Regardez d’abord autour de vous
À remarquer
- La tour du petit minaret
- L’escalier en colimaçon
- La coupole hémisphérique du mausolée
- Les pierres tombales
L’histoire du lieu
Le nom de « mausolée du Khan » laisse attendre la tombe d’un souverain. Les archéologues n’ont toutefois trouvé aucune preuve qu’un khan ait été enterré ici. Cette appellation conventionnelle décrit plus exactement ceux qui aménagèrent le cimetière que ceux qui reposaient dans les tombes.
Durant la première moitié du quatorzième siècle, Bolgar était une riche ville de la Horde d’or. Dans la partie sud-est de la ville, l’élite militaire, commerçante et religieuse enterrait ses proches séparément des simples citadins. Le rite musulman n’autorisait pas le dépôt d’armes, de bijoux ni de vaisselle dans la tombe. La condition de la famille s’affichait au-dessus du sol : on commandait une lourde dalle sculptée, on énumérait les ancêtres et les titres dans l’inscription, on élevait un mausolée de pierre. Une famille pauvre pouvait marquer une tombe d’un pieu de bois ou d’une simple pierre. Ces marques ont disparu, tandis que les constructions commandées par les plus riches sont restées.
On construisit d’abord ici un mausolée carré. Puis les proches des défunts y ajoutèrent deux autres mausolées. À côté se trouvait un bâtiment chauffé, où l’on accomplissait des prières commémoratives ou recevait des pèlerins. Lorsqu’il fallut un nouvel espace pour les sépultures, on le transforma lui aussi en mausolée. Il en résulta un ensemble relié de sépultures à coupole. À l’intérieur du bâtiment conservé, les archéologues découvrirent huit inhumations dans des caissons spéciaux.

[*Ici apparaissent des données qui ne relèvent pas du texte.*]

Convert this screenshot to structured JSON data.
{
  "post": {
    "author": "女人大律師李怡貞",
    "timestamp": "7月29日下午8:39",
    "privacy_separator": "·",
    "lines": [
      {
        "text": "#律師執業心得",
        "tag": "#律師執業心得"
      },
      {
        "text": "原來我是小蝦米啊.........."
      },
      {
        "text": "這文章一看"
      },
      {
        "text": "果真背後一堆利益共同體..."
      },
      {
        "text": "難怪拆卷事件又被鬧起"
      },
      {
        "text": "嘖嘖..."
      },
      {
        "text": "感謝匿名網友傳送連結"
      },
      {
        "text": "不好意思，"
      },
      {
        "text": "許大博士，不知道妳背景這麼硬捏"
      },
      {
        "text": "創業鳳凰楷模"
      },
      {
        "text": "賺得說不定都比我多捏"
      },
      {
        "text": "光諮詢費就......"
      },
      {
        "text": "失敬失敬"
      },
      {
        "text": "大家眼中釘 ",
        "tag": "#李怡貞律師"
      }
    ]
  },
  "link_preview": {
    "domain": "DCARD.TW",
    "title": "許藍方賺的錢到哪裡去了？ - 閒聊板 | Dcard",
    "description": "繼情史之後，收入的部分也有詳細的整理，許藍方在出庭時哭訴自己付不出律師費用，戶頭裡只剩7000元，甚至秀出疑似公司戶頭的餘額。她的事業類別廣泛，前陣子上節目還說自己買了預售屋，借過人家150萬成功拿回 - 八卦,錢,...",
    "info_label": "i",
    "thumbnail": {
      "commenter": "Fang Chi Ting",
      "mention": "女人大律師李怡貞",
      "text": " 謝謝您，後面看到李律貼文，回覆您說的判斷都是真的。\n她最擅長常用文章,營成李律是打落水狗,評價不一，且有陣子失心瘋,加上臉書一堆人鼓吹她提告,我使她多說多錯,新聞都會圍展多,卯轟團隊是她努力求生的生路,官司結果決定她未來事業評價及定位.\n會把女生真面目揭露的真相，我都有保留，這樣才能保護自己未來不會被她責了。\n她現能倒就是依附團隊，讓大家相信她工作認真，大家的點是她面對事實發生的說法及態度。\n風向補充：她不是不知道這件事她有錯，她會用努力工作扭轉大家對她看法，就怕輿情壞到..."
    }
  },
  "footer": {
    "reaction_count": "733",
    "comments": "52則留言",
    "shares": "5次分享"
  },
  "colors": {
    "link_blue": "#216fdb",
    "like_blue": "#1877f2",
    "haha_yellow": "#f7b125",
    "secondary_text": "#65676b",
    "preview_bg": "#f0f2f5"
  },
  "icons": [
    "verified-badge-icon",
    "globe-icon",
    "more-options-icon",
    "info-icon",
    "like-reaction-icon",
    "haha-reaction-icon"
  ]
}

Le petit minaret desservait ce complexe funéraire. Le muezzin, l’homme qui appelait les musulmans à la prière, montait par l’escalier intérieur en colimaçon. Sa voix était destinée aux personnes venues au cimetière pour commémorer les morts. Le nom de « Petit » n’apparut qu’à la fin du dix-huitième siècle, lorsque l’on commença à distinguer la tour du minaret plus grand de la mosquée-cathédrale.
Après le déclin de Bolgar, les mausolées voisins s’effondrèrent, les inscriptions funéraires disparurent et les noms des personnes enterrées furent oubliés. Par le terme « khan », les habitants désignaient l’ancien cimetière aux monuments particulièrement massifs ; il signifiait riche et noble, et non une tombe de khan attestée.
En mille neuf cent soixante-huit, il ne restait essentiellement du mausolée que ses murs mis à nu. L’architecte-restaurateur Sayyar Aïdarov reconstitua les parties disparues et la coupole hémisphérique. La coupole actuelle appartient à sa reconstruction ; sous elle subsistent des sépultures médiévales dont les noms ne sont pas établis. À côté s’élève le minaret de cette mosquée commémorative, où se rendaient les familles des personnes enterrées.
Sur place
Observation extérieure — aux horaires du site ; l’accès à l’escalier en colimaçon peut être restreint en fonction de la météo, de la sécurité ou de l’affluence. Vérifié le 2026-06-24.
Vérifié : date non indiquée. Vérifiez la source officielle avant votre visite.Ne comptez pas sur la possibilité de monter l’escalier : les règles sur place déterminent l’accès, et les marches étroites exigent de la prudence.